Q: We are having a problem with brackets debonding shortly after initial bond with the Damon Appliance. We are using the same light cure adhesive that we used with our conventional appliance and we have not changed our bonding procedure. A: This is fairly common problem when starting with the Damon System. There are a couple of factors that you should look at: 1. The Damon 2 has a slightly different design than most conventional appliance. The pad is rhomboid shaped and the bracket is rectangular. If you are accustomed to place rhomboid brackets this can be a little confusing. Because the configuration on the Damon 2 is slightly different there is a tendency to move the bracket more when placing it. Because a light cure adhesive will start to cure with the ambient light in office, adjusting the bracket placement too much will weaken to bond and make the bracket more susceptible to failure. With the Damon 2, the pad is the used for placement reference. Try to place the bracket in the correct position as quickly as possible minimizing the little adjustments as much as possible. Notice that with the Damon Appliance, the pad is used as the placement reference point. 2. All self-ligating appliances have a slightly higher profile than conventional appliances. This means when curing the adhesive after placing the Damon 2 you need to make sure that you position the curing light right as close to the bracket pad as possible and leave it there for the recommended time. Because of the higher profile, brackets will enter into occlusion more after initial bond and be more susceptible to bond failure. 3. Check your curing lights to see that they are generating the appropriate output for optimal curing.

Permanent Retention
Q: Why do you use bond-a-braid in the upper and stainless steel in the lower for permanent retention? A: When Dr. Damon places the lower lingual retainer, he intends to keep it in place indefinitely. Steel is only bonded to the canines and therefore flossing interference is minimized. Conversely, Dr. Damon plans to eventually remove the .026 bond-a-braid from the upper. Bond-a-braid is bonded to each tooth, lateral to lateral. Since floss can cut through this material, eventual removal is necessary.

Archwires Sequence for Damon .018


Q: What is the recommended archwire sequence for Damon .018 A: There is no one wire sequence in the Damon System.

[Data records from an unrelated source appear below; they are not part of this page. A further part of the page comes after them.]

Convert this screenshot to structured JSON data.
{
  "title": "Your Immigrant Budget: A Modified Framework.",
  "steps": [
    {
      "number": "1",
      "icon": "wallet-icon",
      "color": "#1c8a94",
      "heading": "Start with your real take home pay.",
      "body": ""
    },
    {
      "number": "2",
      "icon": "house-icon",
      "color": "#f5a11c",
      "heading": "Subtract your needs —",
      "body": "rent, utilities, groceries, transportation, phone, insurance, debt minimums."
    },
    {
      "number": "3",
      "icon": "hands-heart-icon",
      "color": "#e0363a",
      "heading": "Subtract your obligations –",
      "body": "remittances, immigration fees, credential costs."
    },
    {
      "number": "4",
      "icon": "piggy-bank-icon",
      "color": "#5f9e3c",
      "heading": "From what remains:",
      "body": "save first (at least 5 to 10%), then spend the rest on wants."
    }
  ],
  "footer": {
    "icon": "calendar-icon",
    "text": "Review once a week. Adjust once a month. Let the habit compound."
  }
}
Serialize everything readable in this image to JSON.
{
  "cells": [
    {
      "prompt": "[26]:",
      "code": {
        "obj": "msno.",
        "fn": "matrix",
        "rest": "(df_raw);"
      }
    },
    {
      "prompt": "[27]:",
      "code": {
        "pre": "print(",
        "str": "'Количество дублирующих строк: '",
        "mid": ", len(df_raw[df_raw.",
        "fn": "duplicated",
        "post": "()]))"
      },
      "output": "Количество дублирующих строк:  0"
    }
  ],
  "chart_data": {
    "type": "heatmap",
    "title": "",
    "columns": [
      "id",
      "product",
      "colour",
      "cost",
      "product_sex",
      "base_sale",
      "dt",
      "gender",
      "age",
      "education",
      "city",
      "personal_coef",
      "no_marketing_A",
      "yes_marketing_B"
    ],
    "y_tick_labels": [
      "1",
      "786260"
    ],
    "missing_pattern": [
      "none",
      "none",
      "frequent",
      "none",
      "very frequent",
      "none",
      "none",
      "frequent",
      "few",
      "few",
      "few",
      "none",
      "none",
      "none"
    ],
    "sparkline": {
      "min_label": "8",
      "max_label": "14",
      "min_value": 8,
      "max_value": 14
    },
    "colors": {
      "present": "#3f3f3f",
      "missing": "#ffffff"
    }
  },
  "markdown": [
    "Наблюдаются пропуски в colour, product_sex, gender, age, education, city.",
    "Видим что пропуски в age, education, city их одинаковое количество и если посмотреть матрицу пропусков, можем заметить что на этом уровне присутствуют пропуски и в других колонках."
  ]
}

When selecting archwires, the doctor should use the archwire that will keep the case in the Optimal Force Zone. As a guideline we can recommend the following wires:

Initial Phase
.012 Ni-Ti The objective of this wire is to start tooth movement, level, align and begin arch form development. Some clinicians use this wire as the initial archwire in the .018 slot. Many other doctors feel this wire is too small and does not provide enough force to start tooth movement. Dr.

Damon recommends starting cases with an .014 Ni-Ti. .014 Ni-Ti This is the recommended starting archwire. It is used to start tooth movement, level, align and begin arch form development. .016 Ni-Ti This wire is often used as a second wire in very crowded cases when slightly higher forces are needed to continue leveling and aligning. It is very common to use this wire in the lower arch when there is a lot of crowding.

Working Phase
.014 x .025 Ni-Ti This will be the common first rectangular wire used with the .018 slot. It is used in well-prepared arches that are almost completely leveled and aligned. It will be used to work out rotations and begin torque control. .016 x .025 Ni-Ti Can be used when more torque control and arch form development is desired before going to the final stainless steel archwire. If it is difficult to engage the .016 x .025 stainless steel, this is a good option.

Final Phase
.016 x .025 PrePosted Stainless Steel Used to maintain integrity of the arches during anteroposterior correction and closure. Used to gain complete torque control. Finishing Phase 017 x .025 Low-Friction TMA Used when more torque control is required and/or detail wire bends are needed.